Media Opinion South Africa

‘Growing your own timber' in today's news industry

The appointment of Nic Dawes to the helm of South Africa's flagship investigative weekly, the Mail & Guardian, is an important marker for those of us who would love to see South African print newspapers survive and flourish in an online age.
‘Growing your own timber' in today's news industry

The biographical gumpf, in the press release coinciding with Dawes' appointment, relates part of the journey he took to arrive at his lofty destination of editor-in-chief of the Mail & Guardian. The appointment of Dawes, and new deputy editor-in-chief Rapule Tabane, is described as "a direct result of the paper's efforts to 'grow its own timber'." [The emphasis is the M&G's.]

Prescient metaphor

On one level, you could read this as a (perhaps unconscious) joke about the rapid decline of the paper-based news industry here and, even more rapidly, in developed countries. But on another, the allusion to "growing its own timber" can be seen as a prescient metaphor for how the means of production of the raw material of news at the Mail & Guardian (paper and bytes) is about to undergo a rapid transformation.

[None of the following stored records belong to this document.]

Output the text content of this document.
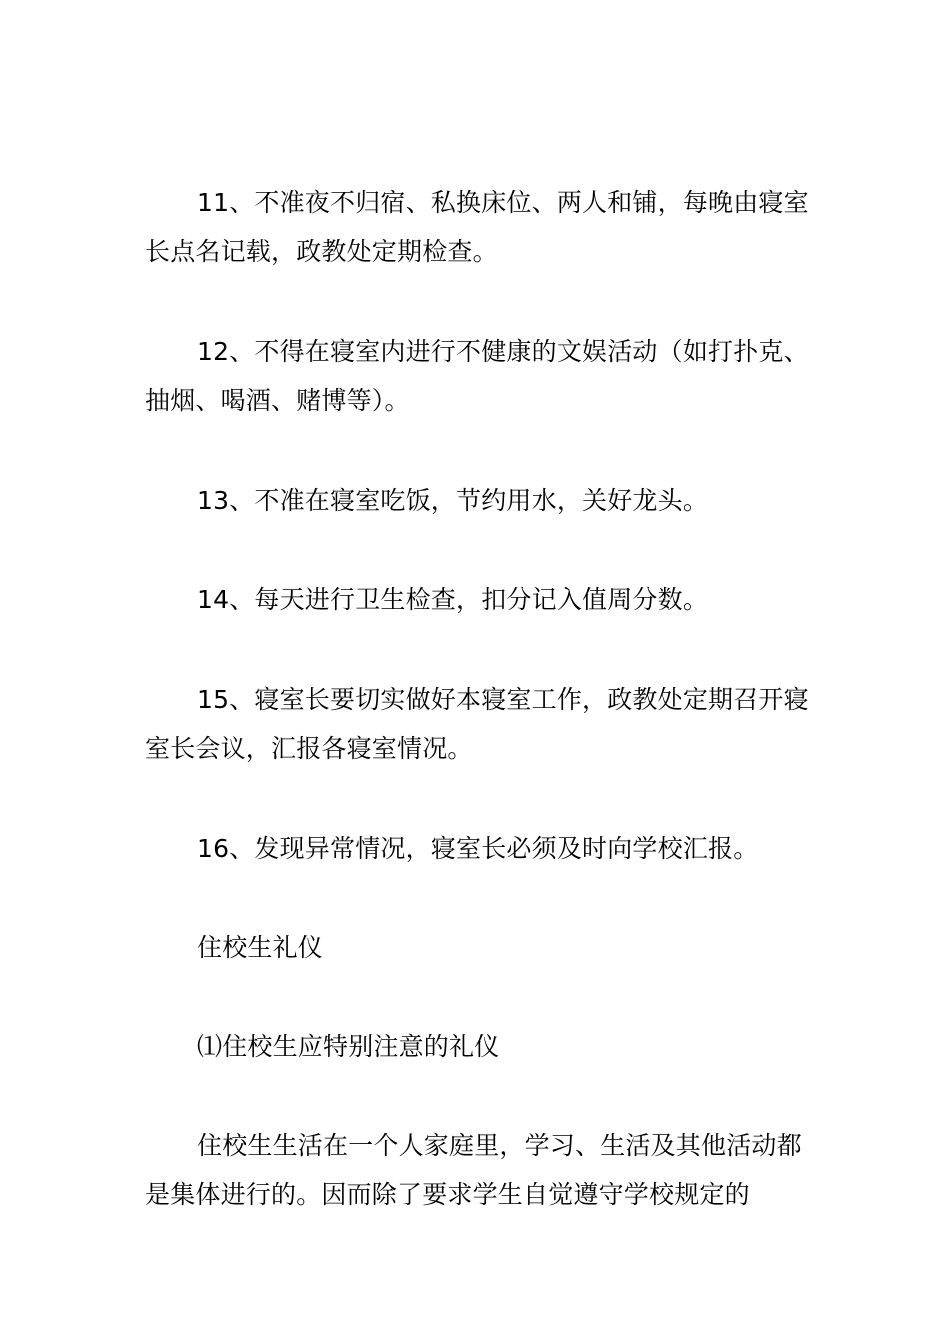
11、不准夜不归宿、私换床位、两人和铺，每晚由寝室长点名记载，政教处定期检查。

12、不得在寝室内进行不健康的文娱活动（如打扑克、抽烟、喝酒、赌博等）。

13、不准在寝室吃饭，节约用水，关好龙头。

14、每天进行卫生检查，扣分记入值周分数。

15、寝室长要切实做好本寝室工作，政教处定期召开寝室长会议，汇报各寝室情况。

16、发现异常情况，寝室长必须及时向学校汇报。

住校生礼仪

⑴住校生应特别注意的礼仪

住校生生活在一个人家庭里，学习、生活及其他活动都是集体进行的。因而除了要求学生自觉遵守学校规定的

Because while the press release tells us that Dawes "joined the Mail & Guardian as associate editor in 2004 from ThisDay newspaper", it doesn't tell us where Dawes worked before that, which was as news editor for Tiscali World Online, an online only news product.

I'm sticking my neck out here, but I can't think of any editors of major South African newspapers who started out online, and ended up in print. In fact, I can't think of an international example, although I'm sure readers will enlighten me on this.

Different strokes

When Ferial Haffajee was appointed the Mail & Guardian's editor in 2004, she said the following: "The key areas will remain strong investigative journalism, and to reclaim our place as the home of cutting-edge features and photojournalism."

When Dawes was appointed, he said this: "I am grateful to Trevor Ncube and the board for entrusting me with the job of continuing to building a fine newspaper and website". And according to The Media Online, "he intends to converge the newsrooms of the print and on-line titles. 'I plan to move the news desks into the same physical space, so they can work together more closely. This will result in strong positions for both products in the media sphere'."

Notice the difference? From photojournalism to websites, in five very short years. I might be reading too much into this appointment, but if any newspaper in South Africa is going to emulate the Financial Times' "web ready" model of creating news on the web, and only then disseminating it to print, it would be the Mail & Guardian.

As hidebound

In part, this would be because the newspaper has a long history of being online, as www.mg.co.za was our first local news site. But in truth, this can be a double-edged light sabre, as the interweb geeks are wont to say. Websites can become as hidebound as print products, and especially ones that exist as offshoots of successful brands that resist cannibalisation.

Students of the bloody revolution, that is the transition from print to online, will say that moving two newsrooms together isn't going far enough. There should only be one newsroom, and one product that is platform-agnostic (if I might be allowed the use of a crude neologism), even if the content is differentiated according to the device on which it is accessed (newspaper, iPhone, mobile, website, and so on).

But the real reason why the M&G's current marriage of print and online could eventually result in giving birth to the Siamese twins that is the ideal 21st Century news product, is that a weekly newspaper has a much more compelling editorial reason to move to a daily publishing schedule.

Breaking news online

I'm almost tempted to suggest that our daily newspapers should consider adopting a model which transfers the breaking news onus online, and which entails moving to a weekly publishing schedule for the print product.

This would only make sense if the revenue generated by the online component (in which I include mobile), plus the savings on production costs, and plus the advertising revenue that can be made by a weekly flagship edition, equals or betters the revenue created by a daily plus a half-hearted attempt at a website.

But leaving the numbers out of it, there's also this point of view: your dailies, we're told, are doomed anyway. You could delay the inevitable, or you could embrace the new opportunities. People will probably always want a print product; they just won't want it as often. Here's the chance to own both parts of the market, with the revenue burden shifted.

Will this be where the Mail & Guardian is headed? Only time will tell, as they say in the classics. But, in the same way that those classics are now available for free download, the concept of time has also changed.

Time online is faster than the vegetal growth that print is used to, and I suspect we'll see an M&G 2.0 sooner rather than later.